Dopo l’ok, il raggruppamento di imprese coinvolte ha provveduto subito a mandare agli uffici di Roma Capitale “il progetto rimodulato per le valutazioni finali”. “Si chiude una fase importante del processo che ha consentito di migliorare diversi aspetti di un progetto già tecnicamente molto valido – il commento arrivato dal Campidoglio – e ora si potrà andare avanti velocemente secondo l’iter previsto dalle partnership pubblico-private”.
Una volta approvato il progetto anche da parte dell’ente pubblico, si potrà trasformarlo in un capitolato tecnico da inserire nel bando per la realizzazione dell’impianto.
Le tempistiche per questa prima fase sono stimate in 2 o 3 settimane, con la messa a gara a metà novembre.
Serviranno poi diversi mesi per le varie fasi della gara d’appalto, tra cui la presentazione del progetto definitivo. Un intervento economicamente importante, che, come ha precisato nei giorni scorsi il sindaco di Roma, Roberto Gualtieri, vedrà un investimento ben oltre i 700 milioni di euro.
Il termovalorizzatore sarà realizzato nella zona di Santa Palomba, nella periferia sud della capitale, al confine con Pomezia. La formula adottata per la realizzazione è quella del project financing, su un terreno acquistato un anno fa per 7,5 milioni dalla municipalizzata dei rifiuti e messo a disposizione del privato a titolo oneroso dal committente, il Comune di Roma, per la costruzione e la gestione in concessione. Tra gli accordi, la previsione di un canone di conferimento dei rifiuti che consenta sia di rientrare dell’investimento che di contenere le tariffe per i cittadini.
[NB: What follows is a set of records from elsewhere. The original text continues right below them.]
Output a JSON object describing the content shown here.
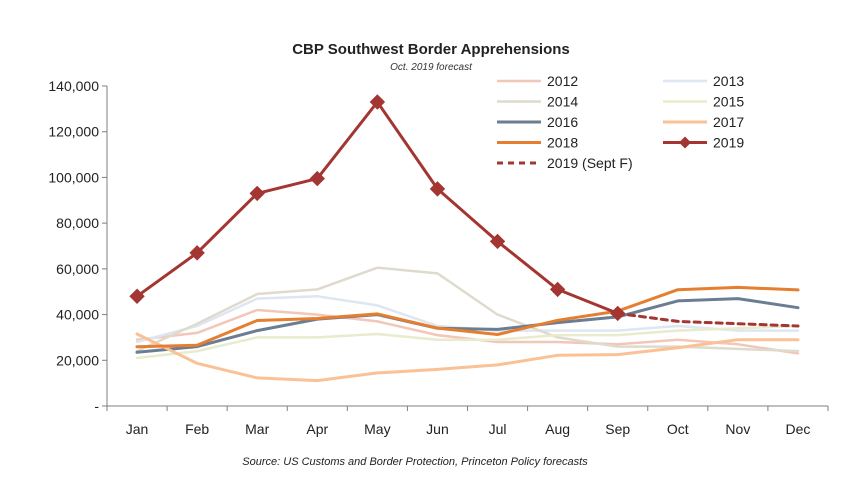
{
  "chart_data": {
    "type": "line",
    "title": "CBP Southwest Border Apprehensions",
    "subtitle": "Oct. 2019 forecast",
    "source": "Source: US Customs and Border Protection, Princeton Policy forecasts",
    "xlabel": "",
    "ylabel": "",
    "ylim": [
      0,
      140000
    ],
    "y_ticks": [
      0,
      20000,
      40000,
      60000,
      80000,
      100000,
      120000,
      140000
    ],
    "y_tick_labels": [
      "-",
      "20,000",
      "40,000",
      "60,000",
      "80,000",
      "100,000",
      "120,000",
      "140,000"
    ],
    "categories": [
      "Jan",
      "Feb",
      "Mar",
      "Apr",
      "May",
      "Jun",
      "Jul",
      "Aug",
      "Sep",
      "Oct",
      "Nov",
      "Dec"
    ],
    "legend_position": "top-right",
    "series": [
      {
        "name": "2012",
        "color": "#f2c6b8",
        "width": 2.5,
        "style": "solid",
        "marker": "none",
        "values": [
          29000,
          32000,
          42000,
          40000,
          37000,
          31000,
          28000,
          28000,
          27000,
          29000,
          27000,
          23000
        ]
      },
      {
        "name": "2013",
        "color": "#dde6f2",
        "width": 2.5,
        "style": "solid",
        "marker": "none",
        "values": [
          28000,
          35000,
          47000,
          48000,
          44000,
          35000,
          33000,
          33000,
          33000,
          35000,
          33000,
          33000
        ]
      },
      {
        "name": "2014",
        "color": "#dedbcd",
        "width": 2.5,
        "style": "solid",
        "marker": "none",
        "values": [
          24000,
          36000,
          49000,
          51000,
          60500,
          58000,
          40000,
          30000,
          26000,
          26000,
          25000,
          24000
        ]
      },
      {
        "name": "2015",
        "color": "#e8ebcc",
        "width": 2.5,
        "style": "solid",
        "marker": "none",
        "values": [
          21000,
          24000,
          30000,
          30000,
          31500,
          29000,
          29000,
          31000,
          31000,
          33000,
          34000,
          35000
        ]
      },
      {
        "name": "2016",
        "color": "#6a7d93",
        "width": 3,
        "style": "solid",
        "marker": "none",
        "values": [
          23500,
          26000,
          33000,
          38000,
          40000,
          34000,
          33500,
          36500,
          39000,
          46000,
          47000,
          43000
        ]
      },
      {
        "name": "2017",
        "color": "#f9c195",
        "width": 3,
        "style": "solid",
        "marker": "none",
        "values": [
          31500,
          18700,
          12300,
          11100,
          14500,
          16000,
          18000,
          22200,
          22500,
          25500,
          29000,
          29000
        ]
      },
      {
        "name": "2018",
        "color": "#e57e2f",
        "width": 3,
        "style": "solid",
        "marker": "none",
        "values": [
          25900,
          26600,
          37400,
          38300,
          40300,
          34100,
          31300,
          37500,
          41500,
          50900,
          51900,
          50800
        ]
      },
      {
        "name": "2019",
        "color": "#a33632",
        "width": 3,
        "style": "solid",
        "marker": "diamond",
        "values": [
          48000,
          67000,
          93000,
          99500,
          133000,
          95000,
          72000,
          51000,
          40500,
          null,
          null,
          null
        ]
      },
      {
        "name": "2019 (Sept F)",
        "color": "#a33632",
        "width": 3,
        "style": "dashed",
        "marker": "none",
        "values": [
          null,
          null,
          null,
          null,
          null,
          null,
          null,
          null,
          40500,
          37000,
          36000,
          35000
        ]
      }
    ]
  }
}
I termovalorizzatori in Italia
Il tema dei termovalorizzatori, nel nostro Paese, è alquanto dibattuto. Basti pensare che, dal 2013 al 2020, gli impianti sono diminuiti di 11 unità.
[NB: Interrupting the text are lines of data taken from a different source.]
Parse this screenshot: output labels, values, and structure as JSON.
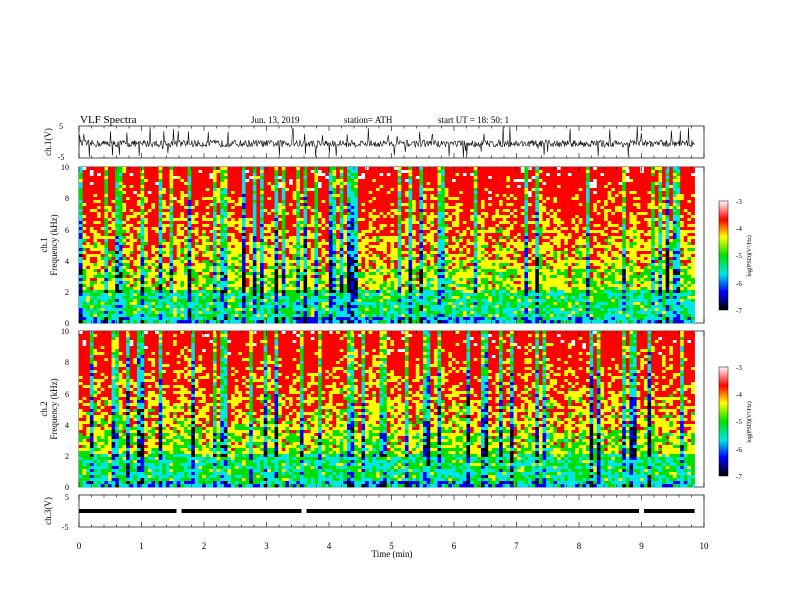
{
  "header": {
    "title": "VLF Spectra",
    "date": "Jun. 13, 2019",
    "station": "station= ATH",
    "start": "start UT = 18: 50: 1"
  },
  "colors": {
    "scale": [
      "#000000",
      "#0000ff",
      "#00e5e5",
      "#00e000",
      "#ffff00",
      "#ff0000",
      "#ffffff"
    ]
  },
  "chart_data": [
    {
      "type": "line",
      "panel": "ch1-waveform",
      "ylabel": "ch.1(V)",
      "ylim": [
        -5,
        5
      ],
      "yticks": [
        "5",
        "-5"
      ],
      "xlim": [
        0,
        10
      ],
      "trace": "noisy waveform, baseline about -0.5 V, occasional spikes to about +/-5 V"
    },
    {
      "type": "heatmap",
      "panel": "ch1-spectrogram",
      "ylabel_line1": "ch.1",
      "ylabel_line2": "Frequency (kHz)",
      "ylim": [
        0,
        10
      ],
      "yticks": [
        "0",
        "2",
        "4",
        "6",
        "8",
        "10"
      ],
      "xlim": [
        0,
        10
      ],
      "colorbar": {
        "label": "log(PSD)(V²/Hz)",
        "range": [
          -7,
          -3
        ],
        "ticks": [
          "-3",
          "-4",
          "-5",
          "-6",
          "-7"
        ]
      }
    },
    {
      "type": "heatmap",
      "panel": "ch2-spectrogram",
      "ylabel_line1": "ch.2",
      "ylabel_line2": "Frequency (kHz)",
      "ylim": [
        0,
        10
      ],
      "yticks": [
        "0",
        "2",
        "4",
        "6",
        "8",
        "10"
      ],
      "xlim": [
        0,
        10
      ],
      "colorbar": {
        "label": "log(PSD)(V²/Hz)",
        "range": [
          -7,
          -3
        ],
        "ticks": [
          "-3",
          "-4",
          "-5",
          "-6",
          "-7"
        ]
      }
    },
    {
      "type": "line",
      "panel": "ch3-waveform",
      "ylabel": "ch.3(V)",
      "ylim": [
        -5,
        5
      ],
      "yticks": [
        "5",
        "-5"
      ],
      "xlim": [
        0,
        10
      ],
      "constant_value": 0,
      "gaps_at_min": [
        1.6,
        3.6,
        9.0
      ]
    }
  ],
  "xaxis": {
    "label": "Time (min)",
    "ticks": [
      "0",
      "1",
      "2",
      "3",
      "4",
      "5",
      "6",
      "7",
      "8",
      "9",
      "10"
    ]
  }
}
Di quelli attivi censiti dal già citato rapporto del Centro nazionale dei rifiuti e dell’Ispra pubblicato nel 2021, la gran parte (26 su 37) si trovano al Nord, a partire dai 13 della Lombardia e i 7 dell’Emilia Romagna. Secondo il “libro bianco” sull’incenerimento dei rifiuti urbani, nel 2019 in Italia sono stati trattati in tutti gli impianti 5,5 milioni di tonnellate di rifiuti urbani e speciali.
I termovalorizzatori sono contrastati dalle associazioni ambientaliste, le cui ragioni però, citando un recente caso specifico come quello di fine 2021 relativo all’ampliamento, con la realizzazione della seconda linea dell’impianto veneziano di Fusina, sono state respinte con il relativo ricorso dal Tribunale Amministrativo Regionale. Le motivazioni, in questo caso, spiegano che “gli argomenti utilizzati dai ricorrenti si limitano ad affermazioni generiche su una pretesa contraddittorietà ed implausibilità delle valutazioni effettuate, fondate su riferimenti non del tutto pertinenti”.
A rivalutare l’impatto sull’ambiente degli impianti di incenerimento è anche lo stesso “libro bianco” che tra l’altro nella seconda parte, titolata “Indagini epidemiologiche condotte in Italia e all’estero nelle aree interessate dalla presenza di inceneritori”, sfata l’idea che inceneritori e termovalorizzatori siano dannosi per la salute dei cittadini rilevando che “non si possono considerare fattori di rischio di cancro o di effetti negativi sulla riproduzione o sullo sviluppo umano”.
Dal trattamento dei rifiuti urbani, sempre nel 2019, sono stati infatti ricavati 4,6 milioni di megawatt/ora di energia elettrica e 2,2 milioni di energia termica. Un quantitativo di energia, rinnovabile al 51%, in grado di soddisfare i fabbisogni di circa 2,8 milioni di famiglie. E, non a caso, la stessa Unione Europea ha fissato per il 2035 l’obiettivo di un riciclaggio effettivo dei rifiuti al 65%, riducendo sotto il 10% il ricorso alla discarica, che tra l’altro ha un impatto climalterante 8 volte superiore.